Erstellt am 24. Juli 2013, 13:04

Mitterlehner drängt Strom-Branche zu Preissenkung. Wirtschafts- und Energieminister Mitterlehner drängt die E-Wirtschaft zu mehr Wettbewerb und zu Strompreissenkungen für private Haushaltskunden.

Seit 2008 sei Elektrizität auf Großhandelsebene 30 Prozent billiger geworden, diese Ermäßigungen seien aber nicht entsprechend an die Haushalte weitergegeben worden, sagte der Minister. Den Senkungsspielraum sieht er bei Null bis 10 Prozent.

Grundsätzlich sei Österreich international aber preisgünstig, insbesondere verglichen mit dem durch hohe Ökostromförderungen belasteten Deutschland: "In Österreich haben wir um 25 Prozent günstigere Stromkosten", so Mitterlehner.

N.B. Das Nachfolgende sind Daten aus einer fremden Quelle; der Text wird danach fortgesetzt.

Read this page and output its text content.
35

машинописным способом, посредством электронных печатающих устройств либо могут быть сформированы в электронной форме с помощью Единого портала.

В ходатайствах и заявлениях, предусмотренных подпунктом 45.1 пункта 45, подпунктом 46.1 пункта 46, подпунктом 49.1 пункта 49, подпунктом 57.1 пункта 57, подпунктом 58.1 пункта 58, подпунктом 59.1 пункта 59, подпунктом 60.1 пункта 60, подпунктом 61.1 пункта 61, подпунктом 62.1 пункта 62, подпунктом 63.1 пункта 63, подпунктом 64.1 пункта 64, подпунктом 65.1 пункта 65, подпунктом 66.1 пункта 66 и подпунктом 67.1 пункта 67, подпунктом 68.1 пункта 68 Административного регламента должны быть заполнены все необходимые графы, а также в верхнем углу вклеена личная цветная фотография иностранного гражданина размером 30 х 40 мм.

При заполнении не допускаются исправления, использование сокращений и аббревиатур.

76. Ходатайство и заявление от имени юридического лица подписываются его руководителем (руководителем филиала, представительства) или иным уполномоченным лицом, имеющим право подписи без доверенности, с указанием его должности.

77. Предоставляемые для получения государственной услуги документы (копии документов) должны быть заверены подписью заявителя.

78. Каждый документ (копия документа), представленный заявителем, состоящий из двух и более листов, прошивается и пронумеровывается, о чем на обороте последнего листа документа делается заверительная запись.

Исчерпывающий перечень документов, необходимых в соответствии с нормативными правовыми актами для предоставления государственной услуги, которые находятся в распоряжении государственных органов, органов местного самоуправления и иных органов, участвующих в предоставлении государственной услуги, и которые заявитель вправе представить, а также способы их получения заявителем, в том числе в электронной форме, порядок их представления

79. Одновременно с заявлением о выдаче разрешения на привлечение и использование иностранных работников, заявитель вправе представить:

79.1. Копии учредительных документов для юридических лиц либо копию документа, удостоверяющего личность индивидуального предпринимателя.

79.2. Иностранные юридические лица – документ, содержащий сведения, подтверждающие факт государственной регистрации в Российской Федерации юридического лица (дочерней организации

In Österreich müsse ein Haushalt mit 3.500 kWh Jahresverbrauch 54 Euro an Ökostromkosten zahlen, in Deutschland dagegen 190 Euro. Denn dort beträgt die Ökostromförderung schon 5,3 Cent/kWh, diskutiert wird eine weitere Anhebung auf 6 Cent - in Österreich sind es dagegen nur 1,5 Cent je Kilowattstunde. Daher kostet Haushaltsstrom bei uns samt allen Steuern, Abgaben und Netzentgelten 20,0 Cent, beim Nachbarn aber 28,5 ct/kWh - bei aktuell zeitweise nur 4 bis 5 ct/kWh Großhandels-Strompreis.

Bis 2007 habe der Wettbewerb am Strommarkt in Österreich gut funktioniert, resümierte Mitterlehner die Elwog-Novellen der letzten 13 Jahre - dann habe sich aber der Wettbewerb abgeschwächt, mit entsprechenden Preisauftriebstendenzen. Seit 2008 sei hier bei den Haushaltspreisen eine Stagnation eingetreten, während für Industriekunden Strom weiter billiger wurde, begründete der Wirtschaftsminister seinen Vorstoß.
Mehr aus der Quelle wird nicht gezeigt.